Sur le plan de trésorerie : sur le cas type à Puy-Saint-Martin, le reste à charge d'un ménage très modeste ressort à 6 000 € après aide ANAH et prise en charge de l'accompagnement. Étalé sur quinze ans en éco-prêt à taux zéro, cela représente de l'ordre de 35 € par mois, à comparer aux 1 550 € d'économie annuelle attendue sur la facture d'énergie.
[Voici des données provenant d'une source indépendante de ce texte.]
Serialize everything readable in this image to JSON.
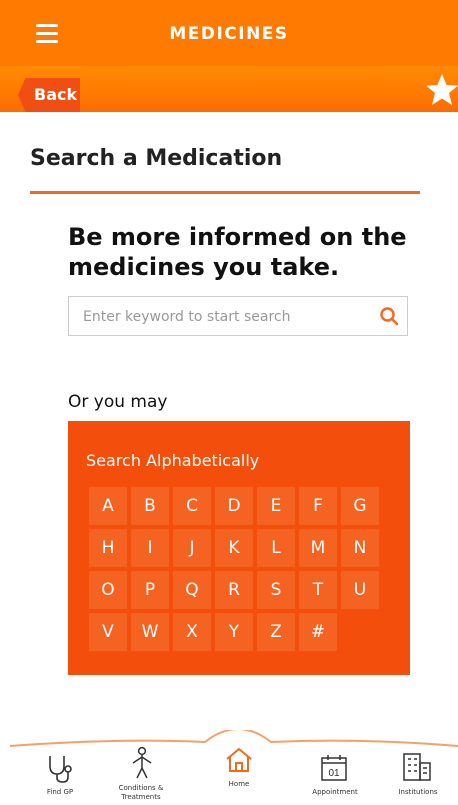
{
  "header": {
    "title": "MEDICINES",
    "back_label": "Back"
  },
  "page": {
    "title": "Search a Medication",
    "headline": "Be more informed on the medicines you take.",
    "search_placeholder": "Enter keyword to start search",
    "or_label": "Or you may"
  },
  "alphabet": {
    "title": "Search Alphabetically",
    "letters": [
      "A",
      "B",
      "C",
      "D",
      "E",
      "F",
      "G",
      "H",
      "I",
      "J",
      "K",
      "L",
      "M",
      "N",
      "O",
      "P",
      "Q",
      "R",
      "S",
      "T",
      "U",
      "V",
      "W",
      "X",
      "Y",
      "Z",
      "#"
    ]
  },
  "bottom_nav": {
    "find_gp": "Find GP",
    "conditions_line1": "Conditions &",
    "conditions_line2": "Treatments",
    "home": "Home",
    "appointment": "Appointment",
    "appointment_date": "01",
    "institutions": "Institutions"
  },
  "colors": {
    "header": "#FF7A00",
    "back": "#F04E12",
    "panel": "#F44E0C",
    "tile": "#F56322",
    "accent": "#F26A20"
  }
}
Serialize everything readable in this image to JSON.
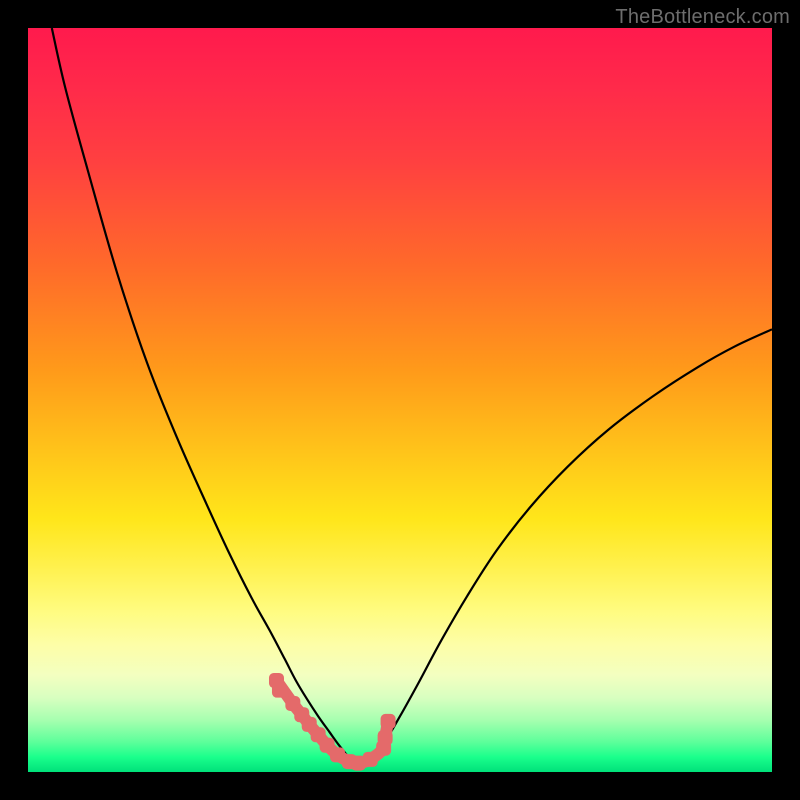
{
  "watermark": "TheBottleneck.com",
  "chart_data": {
    "type": "line",
    "title": "",
    "xlabel": "",
    "ylabel": "",
    "xlim": [
      0,
      100
    ],
    "ylim": [
      0,
      100
    ],
    "grid": false,
    "legend": false,
    "series": [
      {
        "name": "left-branch",
        "x": [
          3.2,
          5,
          8,
          12,
          16,
          20,
          24,
          27,
          30,
          32.5,
          34.5,
          36,
          37.5,
          39,
          40.5,
          41.8,
          43
        ],
        "y": [
          100,
          92,
          81,
          67,
          55,
          45,
          36,
          29.5,
          23.5,
          19,
          15.2,
          12.3,
          9.8,
          7.5,
          5.4,
          3.6,
          2.1
        ],
        "stroke": "#000000",
        "stroke_width": 2.2
      },
      {
        "name": "right-branch",
        "x": [
          46,
          48,
          50,
          52.5,
          55.5,
          59,
          63,
          67.5,
          72.5,
          78,
          84,
          90,
          95,
          100
        ],
        "y": [
          2.1,
          4.2,
          7.5,
          12,
          17.6,
          23.6,
          29.8,
          35.6,
          41,
          46,
          50.5,
          54.4,
          57.2,
          59.5
        ],
        "stroke": "#000000",
        "stroke_width": 2.2
      },
      {
        "name": "valley-floor",
        "x": [
          33.4,
          35.6,
          36.8,
          37.8,
          39.0,
          40.2,
          41.6,
          43.2,
          44.4,
          46.0,
          47.8,
          48.0,
          48.4
        ],
        "y": [
          12.3,
          9.2,
          7.7,
          6.4,
          5.0,
          3.6,
          2.3,
          1.4,
          1.2,
          1.7,
          3.2,
          4.6,
          6.8
        ],
        "stroke": "#e46a6a",
        "stroke_width": 12,
        "linecap": "round"
      },
      {
        "name": "valley-dots",
        "type": "scatter",
        "points": [
          {
            "x": 33.4,
            "y": 12.3
          },
          {
            "x": 33.8,
            "y": 11.0
          },
          {
            "x": 35.6,
            "y": 9.2
          },
          {
            "x": 36.8,
            "y": 7.7
          },
          {
            "x": 37.8,
            "y": 6.4
          },
          {
            "x": 39.0,
            "y": 5.0
          },
          {
            "x": 40.2,
            "y": 3.6
          },
          {
            "x": 41.6,
            "y": 2.3
          },
          {
            "x": 43.2,
            "y": 1.4
          },
          {
            "x": 44.4,
            "y": 1.2
          },
          {
            "x": 46.0,
            "y": 1.7
          },
          {
            "x": 47.8,
            "y": 3.2
          },
          {
            "x": 48.0,
            "y": 4.6
          },
          {
            "x": 48.4,
            "y": 6.8
          }
        ],
        "marker": "rounded-square",
        "marker_size": 15,
        "fill": "#e46a6a"
      }
    ],
    "background_gradient": {
      "direction": "top-to-bottom",
      "stops": [
        {
          "pos": 0,
          "color": "#ff1a4d"
        },
        {
          "pos": 50,
          "color": "#ffc81a"
        },
        {
          "pos": 85,
          "color": "#fdfea8"
        },
        {
          "pos": 100,
          "color": "#00e17a"
        }
      ]
    }
  }
}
à Puy-Saint-Martin, la densité de diagnostics publiés donne la mesure du parc concerné par les étiquettes les plus dégradées. On relève 395 résidences principales recensées, 2.09 personne(s) par logement, 132 diagnostics publiés par l'ADEME, en zone climatique H1c. Ces valeurs ne décident d'aucun projet à elles seules, mais elles fixent l'ordre de grandeur dans lequel un chiffrage à Puy-Saint-Martin est crédible.
Sur la durée de vie de l'ouvrage, la sortie d'une étiquette F ou G à Puy-Saint-Martin suppose l'atteinte d'une étiquette D au minimum maintenu dans le temps. Rapporté à vingt ans d'usage, le poste chiffré à 2 365 500 € revient à 118 275 € par an avant aides, montant à mettre en regard de l'économie de facture et non du seul prix d'achat.
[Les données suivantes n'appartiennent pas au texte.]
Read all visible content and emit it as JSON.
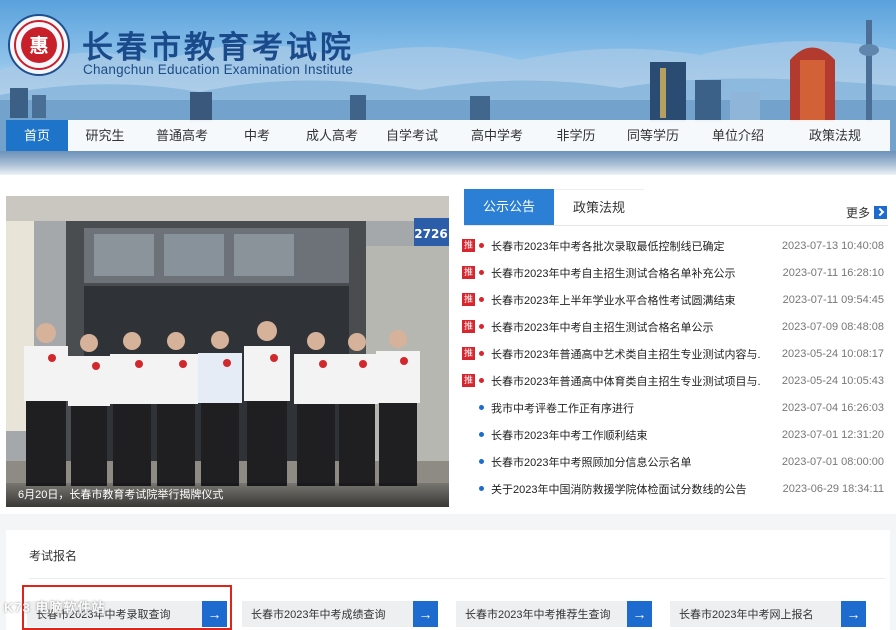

Le métré fait foi avant toute discussion de prix : à Puy-Saint-Martin, sur une base de 105 m² en zone H1c, la sortie d'une étiquette F ou G représente de l'ordre de 57 logement classé F ou G. Multiplié par un prix unitaire de 28 000 à 55 000 €, on obtient une fourchette de 1 596 000 € à 3 135 000 € TTC, que le plafond d'assiette de 40 000 € HT vient ensuite borner.
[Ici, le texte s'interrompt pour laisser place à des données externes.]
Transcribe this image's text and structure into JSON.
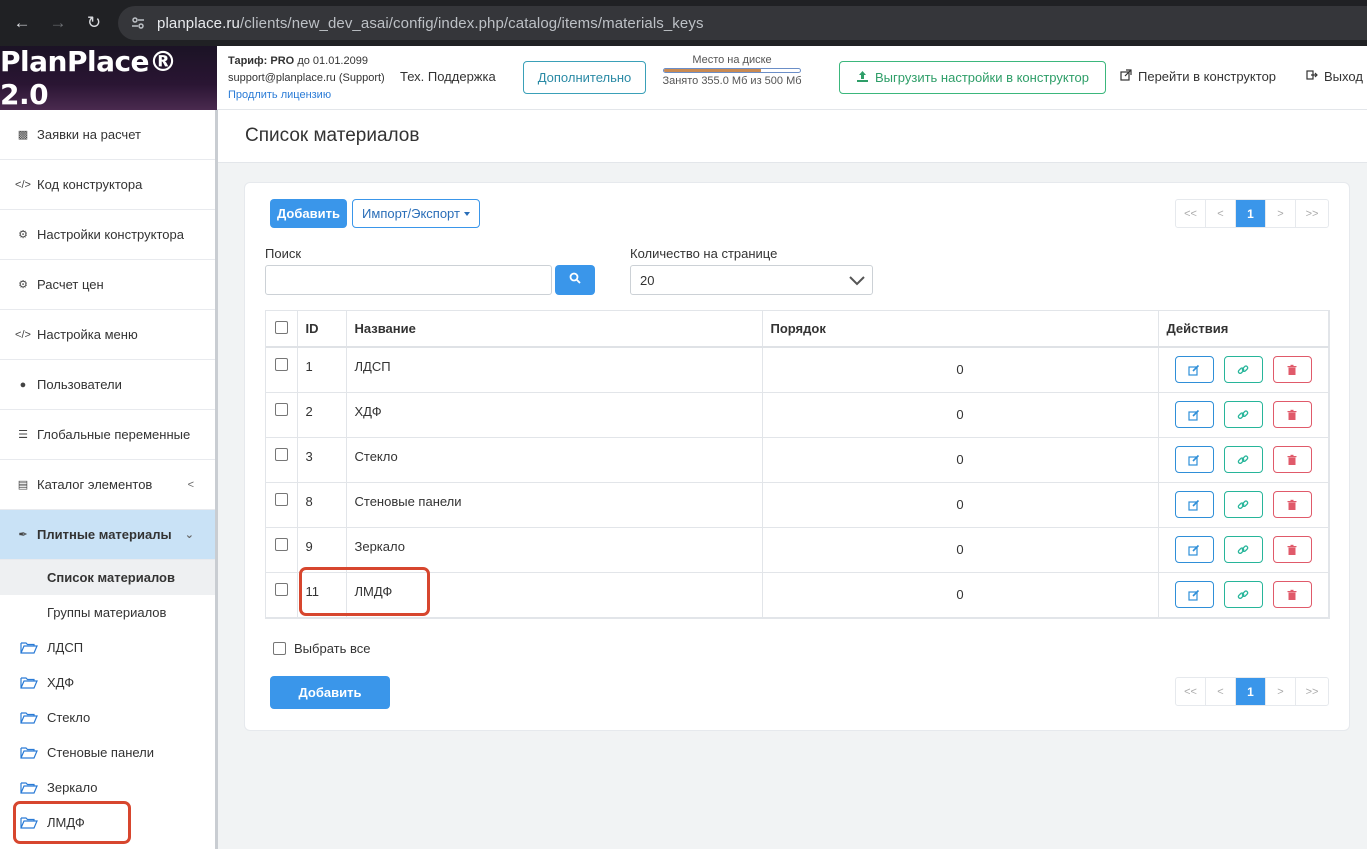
{
  "browser": {
    "url_host": "planplace.ru",
    "url_path": "/clients/new_dev_asai/config/index.php/catalog/items/materials_keys"
  },
  "header": {
    "logo": "PlanPlace® 2.0",
    "tariff_label": "Тариф:",
    "tariff_value": "PRO",
    "tariff_until": "до 01.01.2099",
    "support_email": "support@planplace.ru (Support)",
    "renew_link": "Продлить лицензию",
    "tech_support": "Тех. Поддержка",
    "more_button": "Дополнительно",
    "disk_label": "Место на диске",
    "disk_usage": "Занято 355.0 Мб из 500 Мб",
    "disk_used_fraction": 0.71,
    "export_button": "Выгрузить настройки в конструктор",
    "go_constructor": "Перейти в конструктор",
    "logout": "Выход"
  },
  "sidebar": {
    "items": [
      {
        "label": "Заявки на расчет",
        "icon": "clipboard-icon"
      },
      {
        "label": "Код конструктора",
        "icon": "code-icon"
      },
      {
        "label": "Настройки конструктора",
        "icon": "gears-icon"
      },
      {
        "label": "Расчет цен",
        "icon": "gears-icon"
      },
      {
        "label": "Настройка меню",
        "icon": "code-icon"
      },
      {
        "label": "Пользователи",
        "icon": "user-icon"
      },
      {
        "label": "Глобальные переменные",
        "icon": "list-icon"
      },
      {
        "label": "Каталог элементов",
        "icon": "book-icon"
      },
      {
        "label": "Плитные материалы",
        "icon": "brush-icon"
      }
    ],
    "sub_items": [
      "Список материалов",
      "Группы материалов"
    ],
    "folders": [
      "ЛДСП",
      "ХДФ",
      "Стекло",
      "Стеновые панели",
      "Зеркало",
      "ЛМДФ"
    ]
  },
  "main": {
    "title": "Список материалов",
    "add_button": "Добавить",
    "import_export": "Импорт/Экспорт",
    "search_label": "Поиск",
    "search_value": "",
    "per_page_label": "Количество на странице",
    "per_page_value": "20",
    "pager": [
      "<<",
      "<",
      "1",
      ">",
      ">>"
    ],
    "table": {
      "headers": [
        "ID",
        "Название",
        "Порядок",
        "Действия"
      ],
      "rows": [
        {
          "id": "1",
          "name": "ЛДСП",
          "order": "0"
        },
        {
          "id": "2",
          "name": "ХДФ",
          "order": "0"
        },
        {
          "id": "3",
          "name": "Стекло",
          "order": "0"
        },
        {
          "id": "8",
          "name": "Стеновые панели",
          "order": "0"
        },
        {
          "id": "9",
          "name": "Зеркало",
          "order": "0"
        },
        {
          "id": "11",
          "name": "ЛМДФ",
          "order": "0"
        }
      ]
    },
    "select_all": "Выбрать все",
    "add_button_bottom": "Добавить"
  },
  "colors": {
    "accent": "#3a96ea",
    "highlight": "#d7462e",
    "sidebar_active": "#c9e2f6"
  }
}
La logistique dépend de la densité : 827 habitants pour 395 résidences principales à Puy-Saint-Martin. Cette densité conditionne l'emprise de stationnement, l'autorisation de voirie et le stockage des matériaux nécessaires à la sortie d'une étiquette F ou G, trois postes que les devis les moins précis oublient de chiffrer.
Dans l'ordonnancement du chantier à Puy-Saint-Martin, la sortie d'une étiquette F ou G mobilise un accompagnateur agréé et un groupement RGE pendant quatre à huit mois, audit compris. Cette durée se cale entre l'audit préalable et la mise en service du générateur : la déplacer en fin de chantier oblige presque toujours à reprendre des interfaces déjà refermées.
Pourquoi la même solution ne se classe pas au même rang partout : à Puy-Saint-Martin relève de la zone H1c, dont la base conventionnelle atteint 250 kWh/m²/an. Le temps de retour de la sortie d'une étiquette F ou G s'en trouve mécaniquement raccourci par rapport aux zones plus douces.
Le gain se calcule, il ne s'annonce pas : la sortie d'une étiquette F ou G traite 45 à 65 % du besoin. Appliqué au cas de référence à Puy-Saint-Martin, en zone H1c, cela ramène 11 782 à 17 018 kWh par an, valorisés 1 265 € à 1 828 € au tarif conventionnel 2026.
Maisons ou logements collectifs, la réponse technique diffère : à Puy-Saint-Martin, la part de maisons atteint 86 % du parc (340 logements). Pour la sortie d'une étiquette F ou G, cela signifie que le calendrier locatif et la date d'effet du bail conditionne la majorité des chantiers plutôt qu'une minorité de cas.